ImageIn some ways, these gatherings resemble, at least from an athletic standpoint, the Mos Eisley cantina from the first Star Wars movie, with “creatures” from every corner of the track and field universe – race walkers, trail and ultra runners, officials, track and field athletes, course measurement geeks (that would be me) – all coming together to ostensibly improve the state of the sport and decide on its governance and direction for the future. Attend one or two of these, and you might come away amazed not that track and field’s governing functions so poorly, but that it functions at all.
There may not be another sport’s National Governing Body that brings as many disparate elements under one umbrella. It would be as if the U.S. Tennis Association governed not just lawn tennis, but squash, racquetball, badminton, and any other game involving hitting an object back and forth with some sort of raquet. In fact, track and field might be an even more fractured sport, once one gets past the extremely broad common denomitator of activities involving moving from one point to another as quickly as possible via bipedal propulsion (where field events fit in that definition is subject for another debate). Sometimes, when all the various segments come together in the occasional joint sessions that are part of the Annual Meeting, it seems like they might as well be speaking in different tongues for all the common ground that exists between them.
The High Performance group, which represents the thoroughbreds of the sport, the athletes and coaches who compete in national and international championships, exists and functions in quite a different mileu than the Long Distance Running committee, which represents the millions of weekend warriors who take to the roads in events from the local Mom & Pop 5K up to the Boston or New York marathons. Youth Athletics and Masters Athletics, the chronological yin and yang of the age group aspect of the sport, see themselves as separate from the open Track and Field segment. Youth sees itself as the feeder system to the open “big leagues,” while Masters provides an avenue for those no longer swift or strong enough to compete on the open level to continue their involvement in the sport almost into their dotage. Officials oversee competition on the track for all three groups, while the Associations people are the aparatchiks who grease the wheels of the sport on the state or regional level.

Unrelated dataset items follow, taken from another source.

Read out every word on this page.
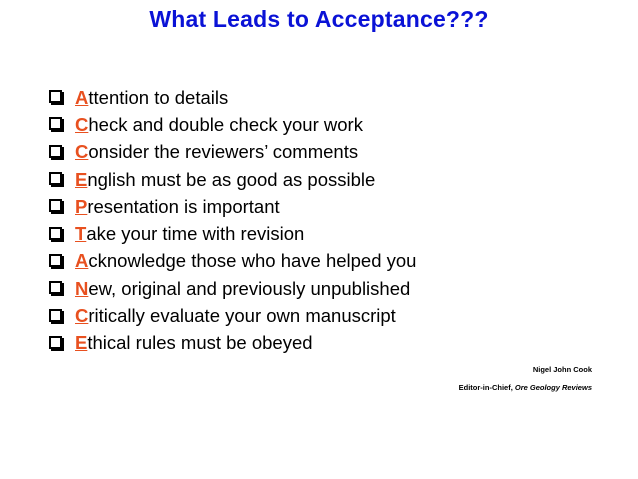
What Leads to Acceptance???
A ttention to details
C heck and double check your work
C onsider the reviewers’ comments
E nglish must be as good as possible
P resentation is important
T ake your time with revision
A cknowledge those who have helped you
N ew, original and previously unpublished
C ritically evaluate your own manuscript
E thical rules must be obeyed
Nigel John Cook
Editor-in-Chief, Ore Geology Reviews
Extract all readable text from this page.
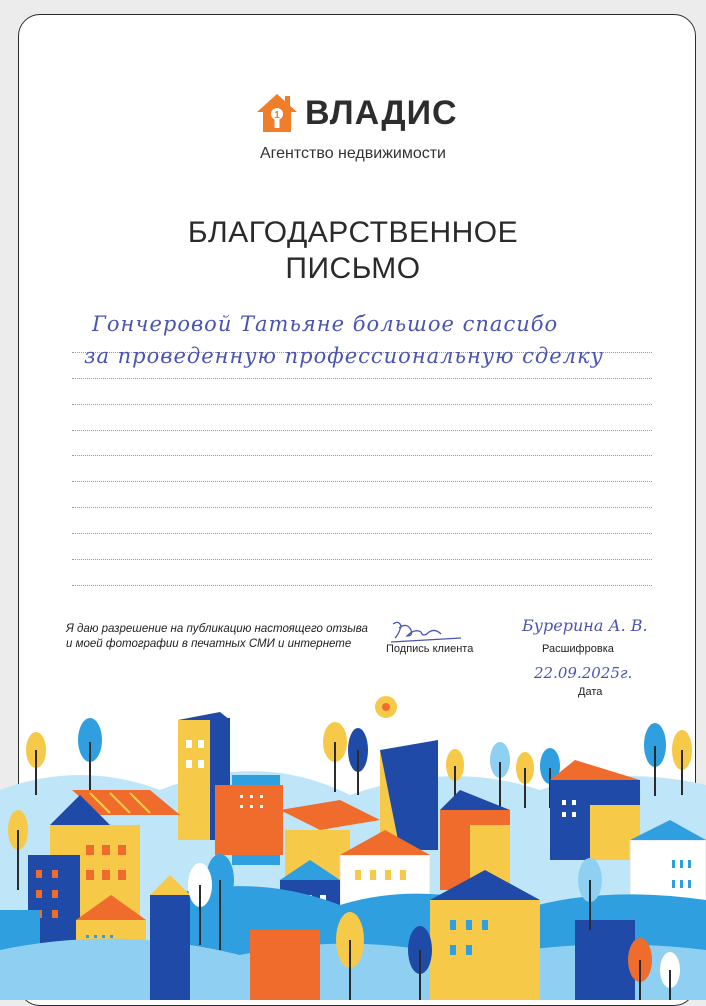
1 ВЛАДИС
Агентство недвижимости
БЛАГОДАРСТВЕННОЕ
ПИСЬМО
Гончеровой Татьяне большое спасибо
за проведенную профессиональную сделку
Я даю разрешение на публикацию настоящего отзыва
и моей фотографии в печатных СМИ и интернете	Подпись клиента
Бурерина А. В.
Расшифровка
22.09.2025г.
Дата
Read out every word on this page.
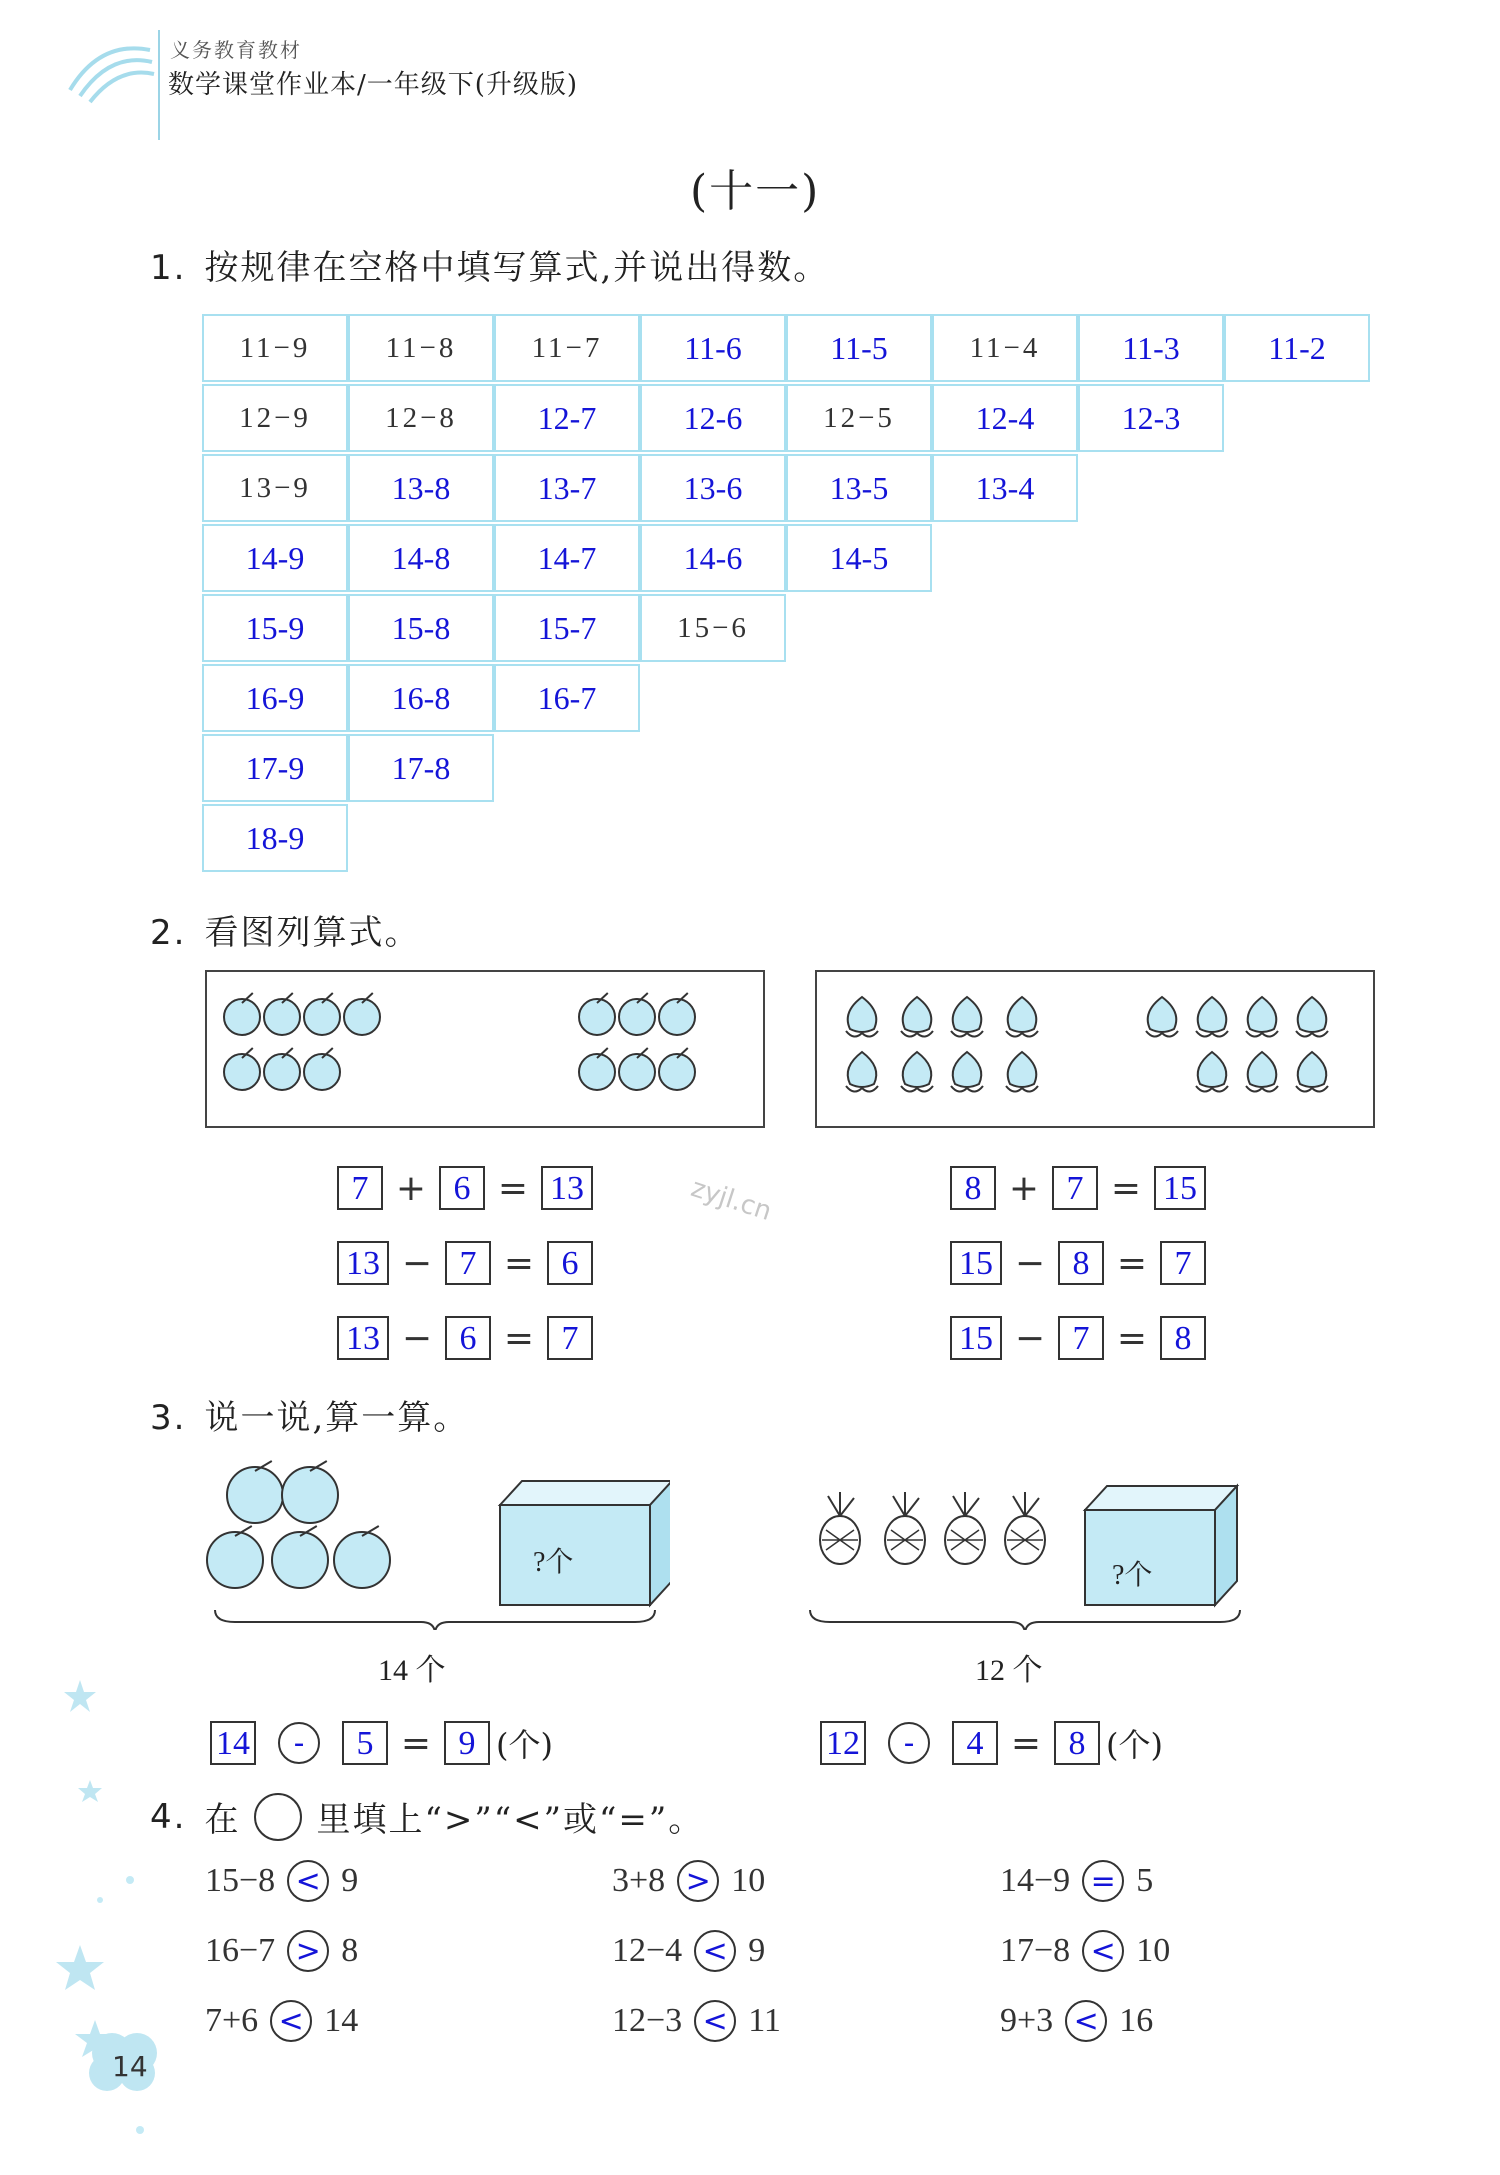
义务教育教材
数学课堂作业本/一年级下(升级版)
(十一)
1. 按规律在空格中填写算式,并说出得数。
11−9	11−8	11−7	11-6	11-5	11−4	11-3	11-2
12−9	12−8	12-7	12-6	12−5	12-4	12-3
13−9	13-8	13-7	13-6	13-5	13-4
14-9	14-8	14-7	14-6	14-5
15-9	15-8	15-7	15−6
16-9	16-8	16-7
17-9	17-8
18-9
2. 看图列算式。
7 + 6 = 13
13 − 7 = 6
13 − 6 = 7
8 + 7 = 15
15 − 8 = 7
15 − 7 = 8
zyjl.cn
3. 说一说,算一算。
?个	?个
14 个	12 个
14	-	5 = 9 (个)	12	-	4 = 8 (个)
4. 在 里填上“>”“<”或“=”。
15−8 < 9	3+8 > 10	14−9 = 5
16−7 > 8	12−4 < 9	17−8 < 10
7+6 < 14	12−3 < 11	9+3 < 16
14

With so many groups, each with their own interest in the forefront, involved, a semi-dysfunctional functionality is perhaps the best that one could hope for in the sport; given that, USATF’s achievements should perhaps be met with almost unmitigated praise rather than criticism. And indeed, keeping such a Balkanized sport together is a task requiring the leadership of an athletic Marshal Tito, a role currently admirably fulfilled by CEO Max Siegel, who has managed to get all parties, if not to row together in unison, at least to point their boats in the same general direction.
Perhaps that’s the best that can be hoped for, and while that may not be the limiting factor in the ultimate growth and success of the sport, it is certainly a major one. In the meantime, let’s applaud where American running is now, and hope for even better days ahead.
A recent article postulate that track and field might be the most democratic of sports. If part of that definition is its success in bringing members of disparate goals and outlooks more or less together, then so be it. After a trip or two to a USATF Annual Meeting, one can’t help but agree that track and field is a sport that creates one out of many.